El tío Gilito y Daniel el Travieso pasean por el círculo aparentando un movimiento delegado en inercia que carece ya de recuerdos de su origen. Un puro devenir automático controlado por el propio recurso que se ha auto nominado como mecanismo con plena sumisión a la identidad inercial. Procurando que Pessoa y Alicia no lo adviertan Alberto Lomas actúa sobre el mecanismo y apaga los controles inerciales. Sin resistencia, el movimiento decrece. La inercia se suicida en el abismo de la gravedad sin conocimiento exacto de ello.
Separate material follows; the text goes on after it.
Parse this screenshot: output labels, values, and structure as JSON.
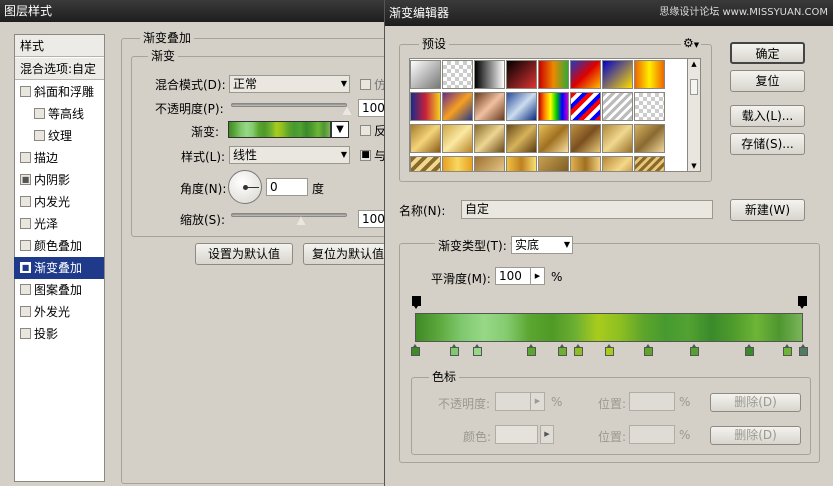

El círculo va en busca de su empuje primigenio hasta aposentarse en la sola idea que imaginaba satisfacerlo. El rio vertical sigue enlazando cielos e infiernos desposeídos. Mientras la integración se desintegra en su normalidad, el tío Gilito y Daniel el Travieso, ficciones, letíferos entumecidos por Putas o Piérides, descienden y van en busca de neotiovivos que otorguen garantía a su movimiento curvado, mientras Einstein, Veermer, el gato Félix y otros tipos divertidos (que por solidaridad también han descendido) ascienden de nuevo en busca de nuevos sentidos, para evitar conscientes, inconscientes emasculaciones autofágicas.


Aun pudiendo suscribir al Rousseau que afirmó que su corazón y su espíritu no pertenecían más al mismo individuo, sé también que sigo girando en “Aurr/ez Aurre”, el tiovivo de Alberto Lomas en busca de la persistencia del deseo. No es en vano ni gratuito que no sea yo heredero de serpientes.